Auguri a noi, giornalisti! Ma quale è la nostra vocazione?


San Francesco di Sales è patrono dei giornalisti perché lui, vescovo di Ginevra, combatteva la riforma protestante con la cultura, spiegata in modo semplice ed efficace, in opuscoli lasciati ai fedeli perché comprendessero cosa volesse davvero dire essere cattolici.


Ricordare questo, oggi, nella sua festa, che è anche la festa dei giornalisti e dunque la giornata mondiale delle comunicazioni sociali, è un monito. 

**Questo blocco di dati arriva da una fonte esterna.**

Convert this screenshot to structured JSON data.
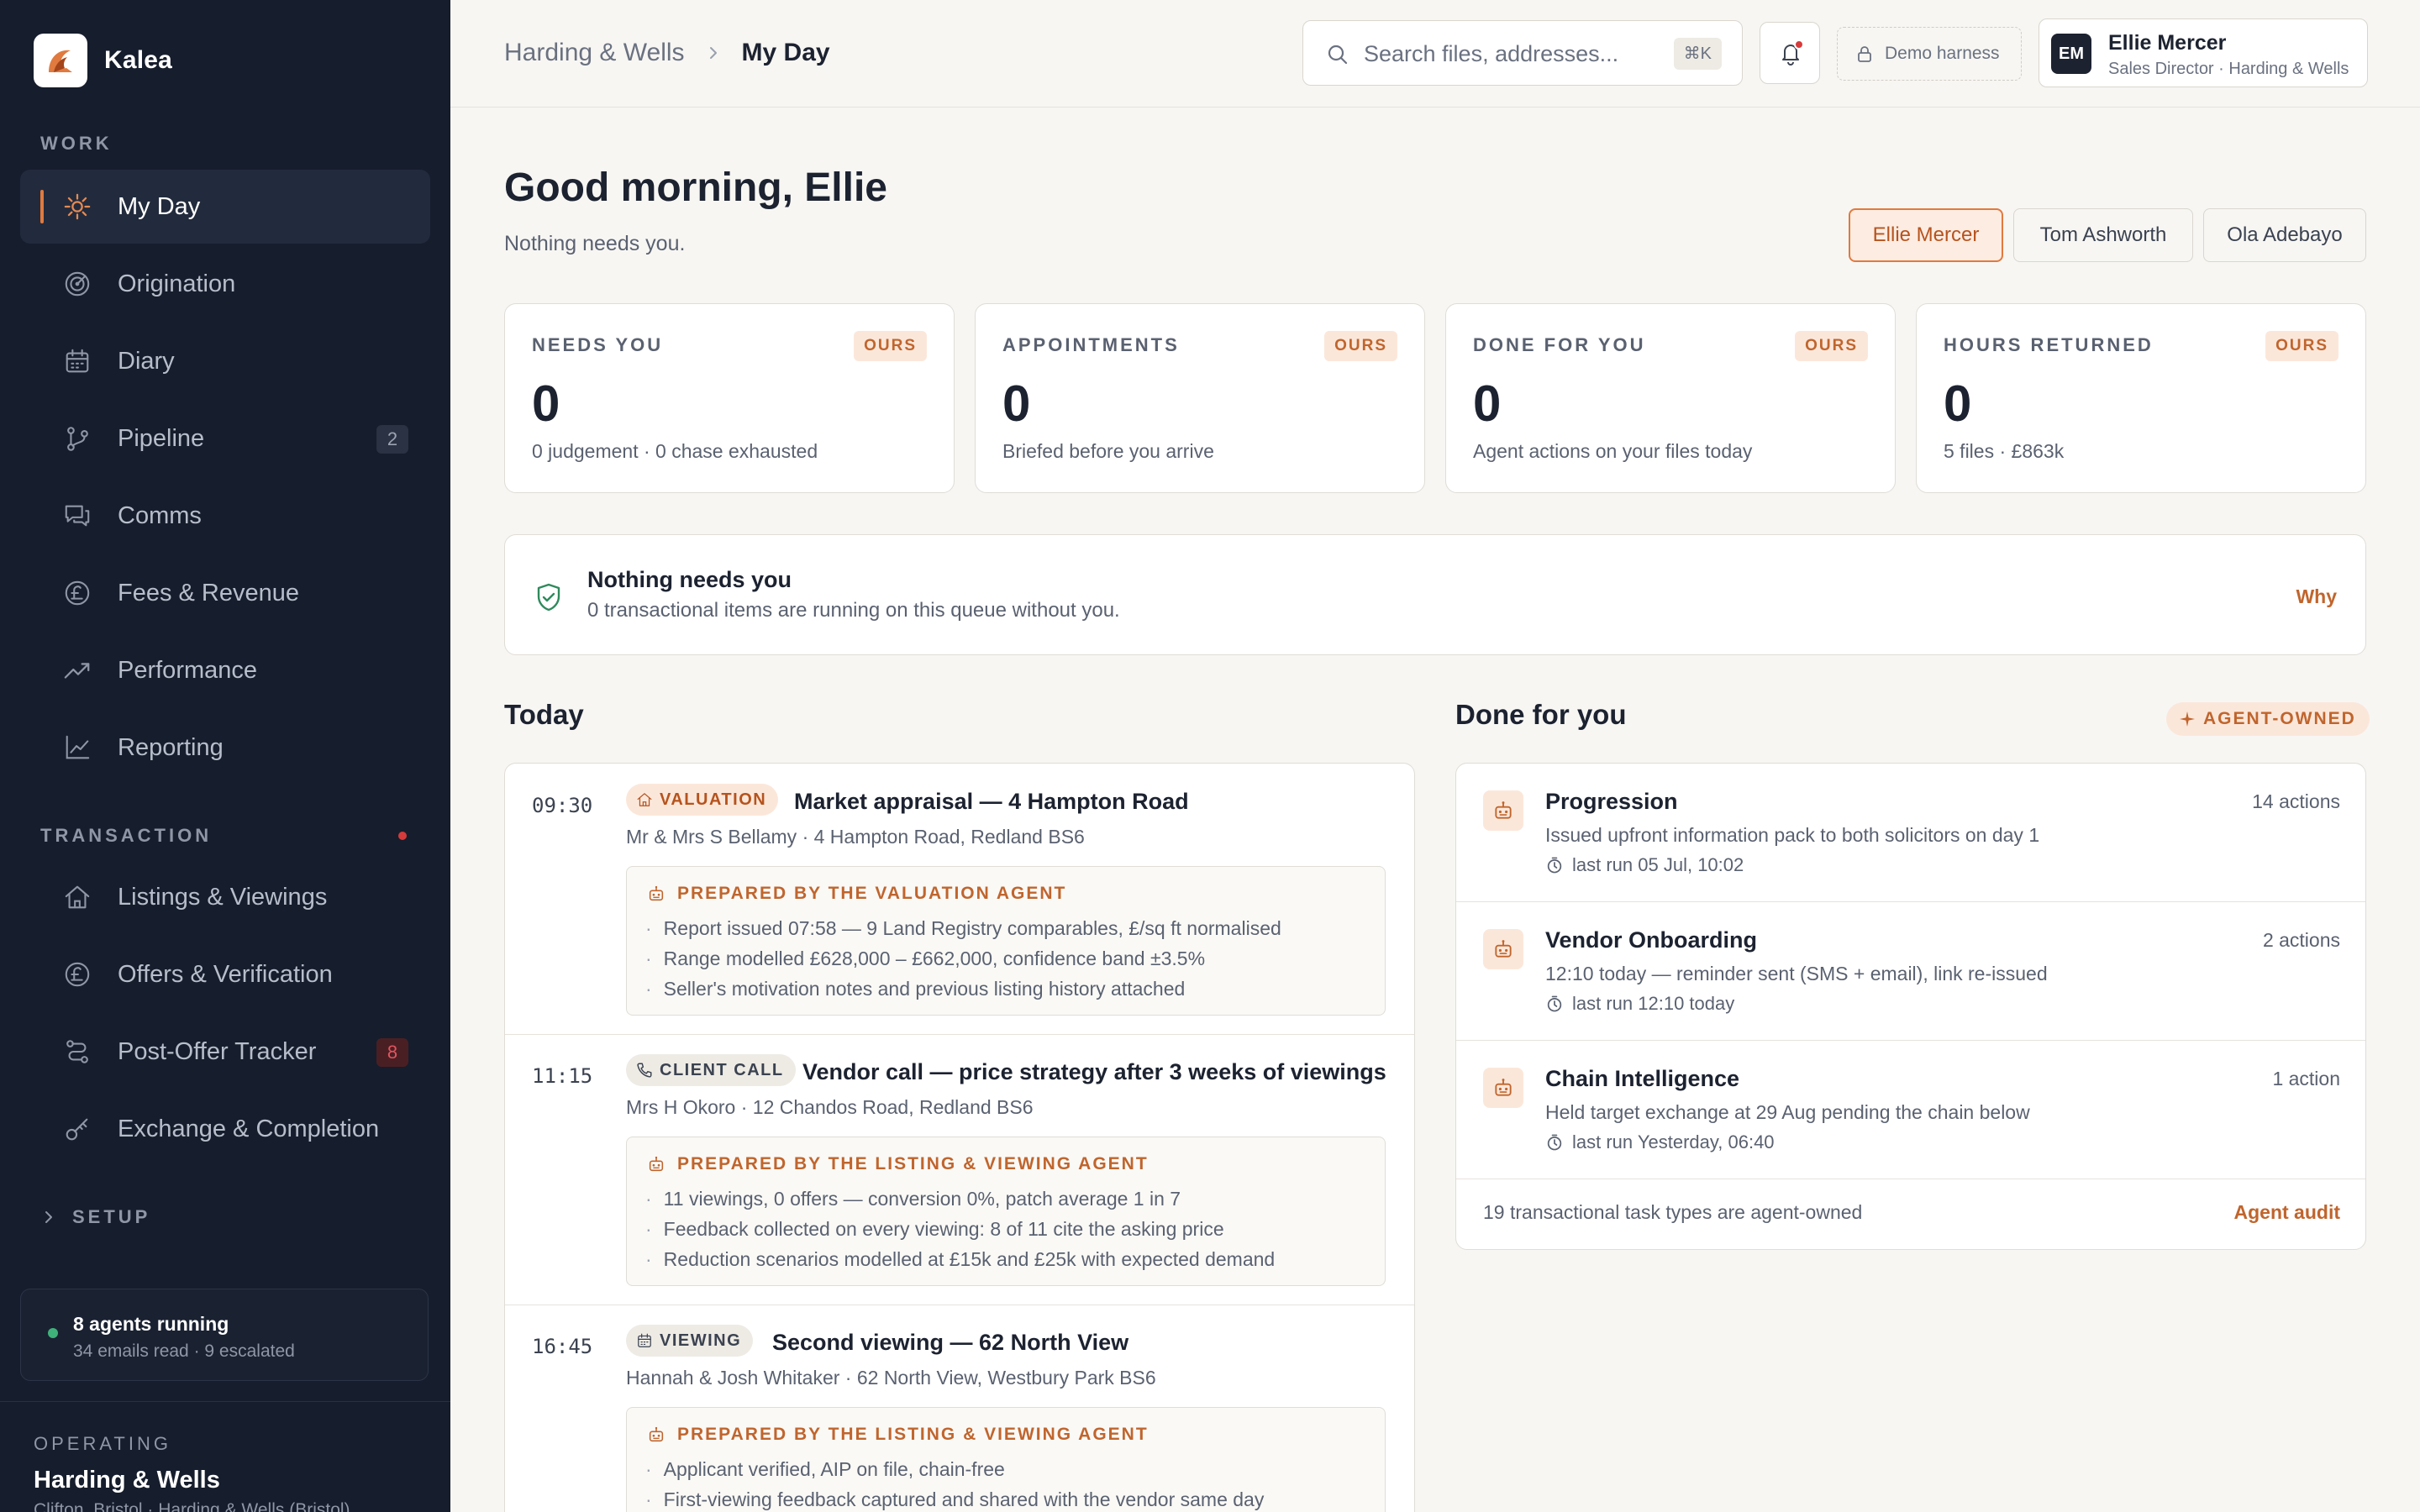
{
  "brand": {
    "name": "Kalea"
  },
  "sidebar": {
    "work_label": "WORK",
    "work_items": [
      {
        "label": "My Day",
        "icon": "sun-icon",
        "active": true
      },
      {
        "label": "Origination",
        "icon": "radar-icon"
      },
      {
        "label": "Diary",
        "icon": "calendar-icon"
      },
      {
        "label": "Pipeline",
        "icon": "branch-icon",
        "badge": "2"
      },
      {
        "label": "Comms",
        "icon": "chat-icon"
      },
      {
        "label": "Fees & Revenue",
        "icon": "pound-icon"
      },
      {
        "label": "Performance",
        "icon": "trend-up-icon"
      },
      {
        "label": "Reporting",
        "icon": "line-chart-icon"
      }
    ],
    "transaction_label": "TRANSACTION",
    "transaction_items": [
      {
        "label": "Listings & Viewings",
        "icon": "home-icon"
      },
      {
        "label": "Offers & Verification",
        "icon": "pound-icon"
      },
      {
        "label": "Post-Offer Tracker",
        "icon": "route-icon",
        "badge": "8"
      },
      {
        "label": "Exchange & Completion",
        "icon": "key-icon"
      }
    ],
    "setup_label": "SETUP",
    "agents": {
      "title": "8 agents running",
      "sub": "34 emails read · 9 escalated"
    },
    "operating": {
      "label": "OPERATING",
      "name": "Harding & Wells",
      "sub": "Clifton, Bristol · Harding & Wells (Bristol)"
    }
  },
  "header": {
    "breadcrumb": [
      "Harding & Wells",
      "My Day"
    ],
    "search_placeholder": "Search files, addresses...",
    "search_shortcut": "⌘K",
    "harness_label": "Demo harness",
    "user": {
      "initials": "EM",
      "name": "Ellie Mercer",
      "role": "Sales Director · Harding & Wells"
    }
  },
  "main": {
    "greeting": "Good morning, Ellie",
    "greeting_sub": "Nothing needs you.",
    "people": [
      "Ellie Mercer",
      "Tom Ashworth",
      "Ola Adebayo"
    ],
    "active_person": "Ellie Mercer",
    "stats": [
      {
        "label": "NEEDS YOU",
        "tag": "OURS",
        "value": "0",
        "sub": "0 judgement · 0 chase exhausted"
      },
      {
        "label": "APPOINTMENTS",
        "tag": "OURS",
        "value": "0",
        "sub": "Briefed before you arrive"
      },
      {
        "label": "DONE FOR YOU",
        "tag": "OURS",
        "value": "0",
        "sub": "Agent actions on your files today"
      },
      {
        "label": "HOURS RETURNED",
        "tag": "OURS",
        "value": "0",
        "sub": "5 files · £863k"
      }
    ],
    "banner": {
      "title": "Nothing needs you",
      "sub": "0 transactional items are running on this queue without you.",
      "link": "Why"
    },
    "today": {
      "title": "Today",
      "appointments": [
        {
          "time": "09:30",
          "tag": "VALUATION",
          "tag_style": "orange",
          "tag_icon": "home-icon",
          "title": "Market appraisal — 4 Hampton Road",
          "sub": "Mr & Mrs S Bellamy · 4 Hampton Road, Redland BS6",
          "prepared_by": "PREPARED BY THE VALUATION AGENT",
          "notes": [
            "Report issued 07:58 — 9 Land Registry comparables, £/sq ft normalised",
            "Range modelled £628,000 – £662,000, confidence band ±3.5%",
            "Seller's motivation notes and previous listing history attached"
          ]
        },
        {
          "time": "11:15",
          "tag": "CLIENT CALL",
          "tag_style": "grey",
          "tag_icon": "phone-icon",
          "title": "Vendor call — price strategy after 3 weeks of viewings",
          "sub": "Mrs H Okoro · 12 Chandos Road, Redland BS6",
          "prepared_by": "PREPARED BY THE LISTING & VIEWING AGENT",
          "notes": [
            "11 viewings, 0 offers — conversion 0%, patch average 1 in 7",
            "Feedback collected on every viewing: 8 of 11 cite the asking price",
            "Reduction scenarios modelled at £15k and £25k with expected demand"
          ]
        },
        {
          "time": "16:45",
          "tag": "VIEWING",
          "tag_style": "grey",
          "tag_icon": "calendar-icon",
          "title": "Second viewing — 62 North View",
          "sub": "Hannah & Josh Whitaker · 62 North View, Westbury Park BS6",
          "prepared_by": "PREPARED BY THE LISTING & VIEWING AGENT",
          "notes": [
            "Applicant verified, AIP on file, chain-free",
            "First-viewing feedback captured and shared with the vendor same day"
          ]
        }
      ]
    },
    "done_for_you": {
      "title": "Done for you",
      "badge": "AGENT-OWNED",
      "items": [
        {
          "title": "Progression",
          "count": "14 actions",
          "sub": "Issued upfront information pack to both solicitors on day 1",
          "run": "last run 05 Jul, 10:02"
        },
        {
          "title": "Vendor Onboarding",
          "count": "2 actions",
          "sub": "12:10 today — reminder sent (SMS + email), link re-issued",
          "run": "last run 12:10 today"
        },
        {
          "title": "Chain Intelligence",
          "count": "1 action",
          "sub": "Held target exchange at 29 Aug pending the chain below",
          "run": "last run Yesterday, 06:40"
        }
      ],
      "footer_text": "19 transactional task types are agent-owned",
      "footer_link": "Agent audit"
    }
  },
  "colors": {
    "accent": "#e07a3f",
    "sidebar_bg": "#161d2c",
    "page_bg": "#f7f6f3",
    "success": "#2f8a5c",
    "alert": "#d63b3b"
  }
}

Oggi, il dibattito sul giornalismo va sempre più sulla questione tecnica, o sulla necessità di arrivare a un pubblico reale partendo dai social.

Ma il punto, secondo me, non è assolutamente questo. Come il punto non riguarda il tema delle fake news, che – tra l’altro – sono sempre esistite. Anche le narrazioni di cui parla Papa Francesco nel suo messaggio sulle comunicazioni sociali di quest’anno (tema: “Perché tu possa raccontare e fissare nella memoria”) sono, se prese dal verso sbagliato, solo una mera questione di tecnica.

Vero è che le storie vere restano sempre, e questo il Papa lo sottolinea giustamente. Ma l’idea dell’uomo narratore ci tiene sempre lontani dal tema della verità, che è cruciale e che pure  viene sempre più messo da parte in favore della tecnica. È il solito tema:  essere sofisti o filosofi?

Per quanto riguarda il giornalismo, c’è da fare, a mio avviso, un dibattito diverso che riguarda la natura stessa dell’essere giornalisti.

Il mondo di oggi è così, più digitale che analogico. Le notizie corrono, arrivano veloci. Il giornalista non può essere più solo quello che dà le notizie, e non può semplicemente dare le notizie senza dare un contesto. Un giornalista, oggi, è chiamato a studiare, più di prima. A non accontentarsi di raccontare un fatto, ma a cercare di spiegarlo. A non prendere una posizione ideologica, ma a tirarsi fuori dall’ideologia. A non fare campagne di opinione, ma a raccontare le cose.

Il giornalista non è solo un filtro tra la notizia e il lettore. Il giornalista è colui che dà al lettore una visione del mondo, e cerca di spiegarne le ragioni. In modo semplice, chiaro, ma senza banalizzare nulla.

Essere giornalisti, oggi, riguarda la cultura e la storia, molto più di prima, e nonostante si pensi che sia importante molto meno di prima. Non basta un link in un articolo a rimandare il lettore ad un’altra pagina, per approfondire. Il lettore deve già trovare l’approfondimento, deve sapere che sta leggendo un lavoro curato, non frettoloso, sebbene pubblicato con velocità.

Non c’è più il tempo di riflettere davvero, ma si è chiamati a riflettere velocemente e in profondità. È una abilità nuova, tutta da sviluppare. Ma necessaria.
Perché ci vogliono storie ed analisi. E perché ci sono troppi commenti e poche analisi. Troppe interpretazioni e poca ricerca della verità, che reca in sé anche l’onestà di ammettere i propri limiti.

Ed è questo il grande limite del giornalismo di oggi.